TEMPO.CO, Jakarta - Presiden Joko Widodo atau Jokowi mengajak warga Singapura untuk tinggal di Ibu Kota Nusantara (IKN) menuai kritik dari pengamat kebijakan publik Universitas Trisakti, Trubus Rahadiansyah.
Menurut Trubus, ajakan Jokowi dalam acara Ecosperity Week 2023 di Singapura, Rabu, 6 Juni 2023, itu mengindikasikan bahwa Jokowi galau akan kelanjutan proyek IKN. "Apalagi jabatan beliau sudah sudah mau habis," kata Trubus, seperti dikutip Tempo, Ahad, 11 Juni 2023.
Trubus menduga, Jokowi khawatir karena sampai saat ini belum ada investor yang merealisasikan modal. Pembangunan IKN pun masih menggunakan Anggaran Pendapatan dan Belanja Negara alias APBN. "Investor masih wait and see," tuturnya.
Di tengah ketidakpastian realisasi modal dari investor ini, kata Trubus, Presiden Jokowi berharap pada Singapura. Terlebih, selama ini Singapura menjadi negara yang paling banyak memberikan pinjaman atau utang kepada Indonesia. Karena itulah, lobi-lobi melalui ajakan tinggal di IKN disampaikan Jokowi.
Setidaknya ada 3 poin kritikan yang disampaikan Trubus terkait ajakan Jokowi kepada warga Singapura untuk tinggal di IKN, mulai dari investasi, kemungkinan konflik, dan soal Hak Guna Usaha (HGU) dan Hak Guna Bangunan (HGB).

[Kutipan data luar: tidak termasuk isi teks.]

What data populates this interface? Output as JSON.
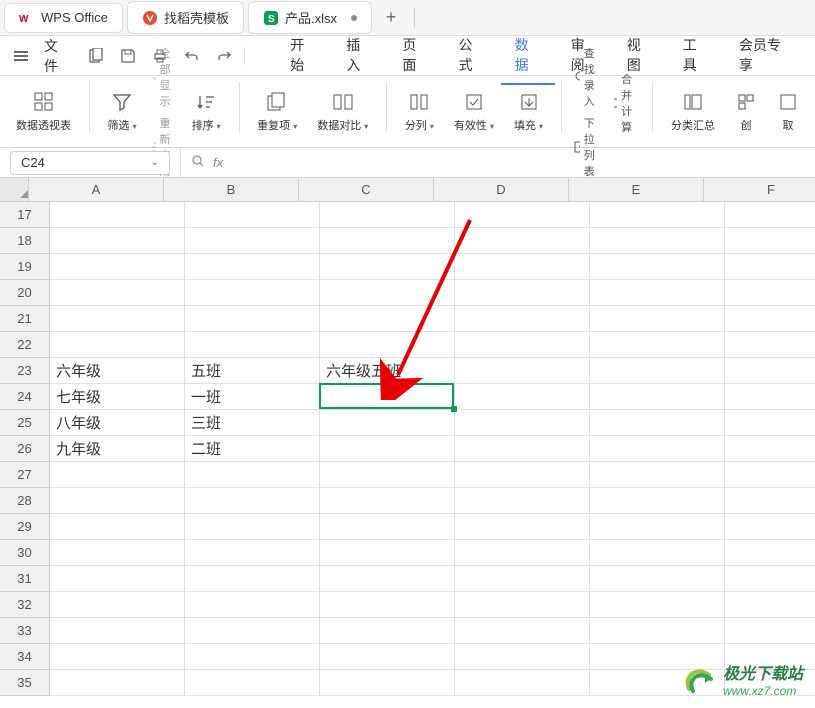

Berikut kritik pengamat kebijakan publik, Trubus Rhadiansyah, yang dirangkum Tempo.
Jaminan investasi
Trubus mengatakan langkah Kepala Negara melobi warga Singapura dengan ajakan tinggal di IKN itu tidaklah tepat. Sebab, ketika warga Singapura pindah ke IKN pun belum tentu menjamin datangnya investor.
"Investor datang kan sangat bergantung pada banyak faktor. Salah satunya faktor sosial politik dan kepastian hukum," ucap Trubus.
Kemudian yang terpenting, lanjut Trubus, investor menginginkan keuntungan dari modal yang mereka tanam. Sementara, jaminan ini yang masih abu-abu dari proyek IKN. "Kan nggak mungkin seperti membuang garam di laut," ujar dia.
Bisa timbulkan konflik
Menurut Trubus, ada potensi konflik jika warga Singapura mengiyakan ajakan Jokowi untuk hijrah ke IKN. Sebab, kemungkinan mereka akan membuat klaster tersendiri.
"Saya khawatir masyarakat lokal yang tidak mampu dan selama ini seperti termarginalkan, melakukan perlawanan," kata Trubus.
Bagi masyarakat lokal, tanah adalah milik mereka warisan dari leluhur. Potensi konflik akan muncul saat orang Singapura yang merupakan warga asing tiba-tiba berbondong-bondong datang dan menduduki wilayah tersebut. Belum lagi jika kelompok mereka membangun kawasan elit.
"Artinya, perbedaan dengan warga lokal bisa menjadi sangat mencolok," ujar Trubus.